I made sure all three cats, who come in at different times
for breakfast and try to arrange things so that at least one cat gets to eat
twice, had food. I took out a pan to make hot cereal, absently scrubbed it, and
put it in the rack to drain. Toast? No. The computer beckoned. On the way to
the computer I noted that the baggies of
jewelry completed and jewelry in progress had not put themselves away, and stirred
through them once again. A pink and grey glass one beckoned, telling me it only
needed the right tiny round bead between the pink glass and it would be happy.

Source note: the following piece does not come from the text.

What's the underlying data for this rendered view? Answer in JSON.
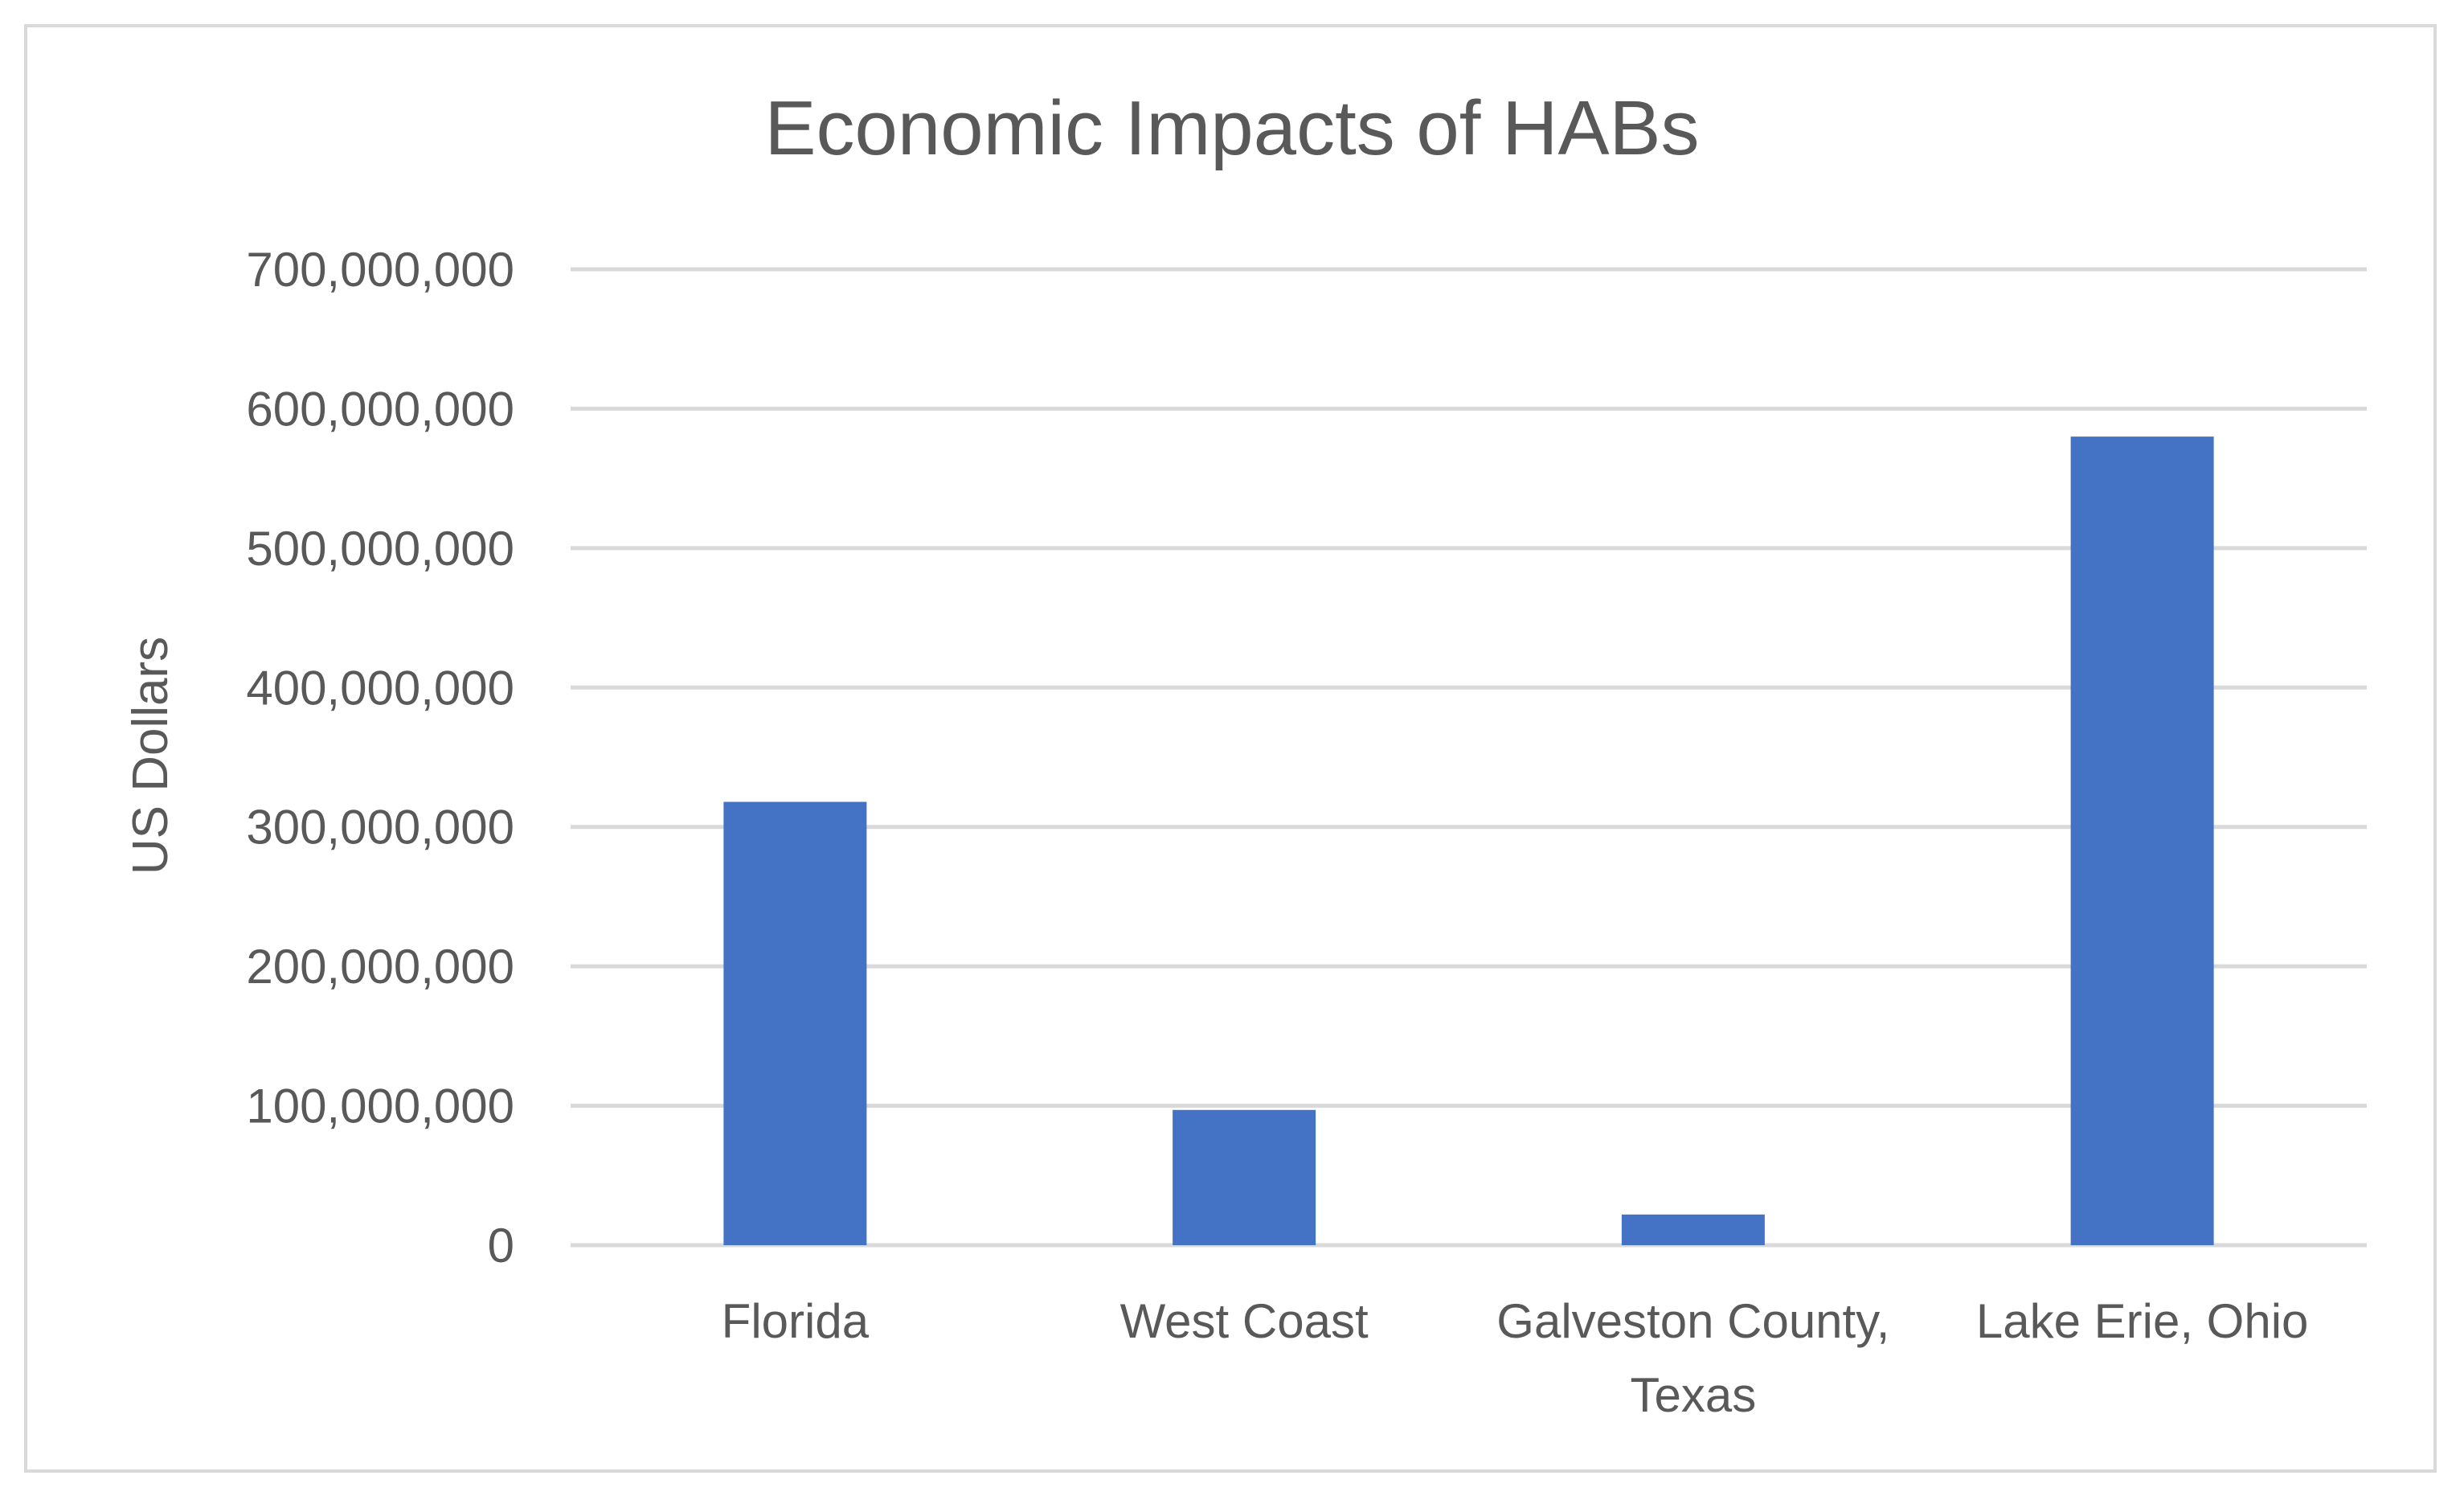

A quick rummage through the seed beads produced a bead soup mix which might or
might not have the precise bead I needed, but I was dizzy and sat down in front
of the computer.
After clearing the spam from 3 accounts and reading
gleanings on Facebook, I faced the evil moment: eat or feel worse. Veggie
omelet. The saucepan was clean but wet, the olive oil was on the counter
instead of the pantry. Onions and green pepper with celery leaves were chopped
and dropped in the pan with 1 tsp olive oil. A cat wanted out, and I followed
her. The seedlings in the garden had been covered with grass clippings.
Seedlings cleared, I
thought of searching the garage for the new caulking gun, used only once on a
too-strenuous attempt to seal cracks in the driveway. I knew I had three
minutes for the veggies to soften. Sanity prevailed and I returned to the
kitchen, where I had not turned on the burner. After a minute, the scent of
dishwashing soap wafted gently from the pan. Phooey. It hadn't been rinsed enough. I chopped more onions, this time with
more rush than precision. I tossed a handful of shredded cheese in on top. These
would overpower the flavor of dishwashing soap, especially if I timed things
right.
I did time things right. Omelet consumed, pan loaded into
dishwasher, I contemplated the list of abandoned tasks. The table top needs
clearing, and the box containing the last table top scrapings is still full. On
the table is a box lid containing goodies from a friend. A tiny cellophane bag
of sequins has burst, spreading its delights. Naturally, these are the tiny
metallic stars that I want to use on a doll costume. They must be picked up
with the tip of a pin. Time consuming.
My time would be better spent searching
for the caulking gun so I can repair the caulking. Last week I ran out of caulking
and there are thin spots where water, if it were so inclined, might slip
through and eventually reach the kitchen ceiling and cause a disaster. I've limited myself to 3-minute showers and
mopped the walls and tub, but my hair is dirty. Waist-length hair can't be
washed in 3 minutes. Wet, sure. Washing takes 20 minutes, and I'm sure that 20
minutes of wet will spell trouble. Seek
caulking gun. The new tube of caulk is upstairs in the bathroom.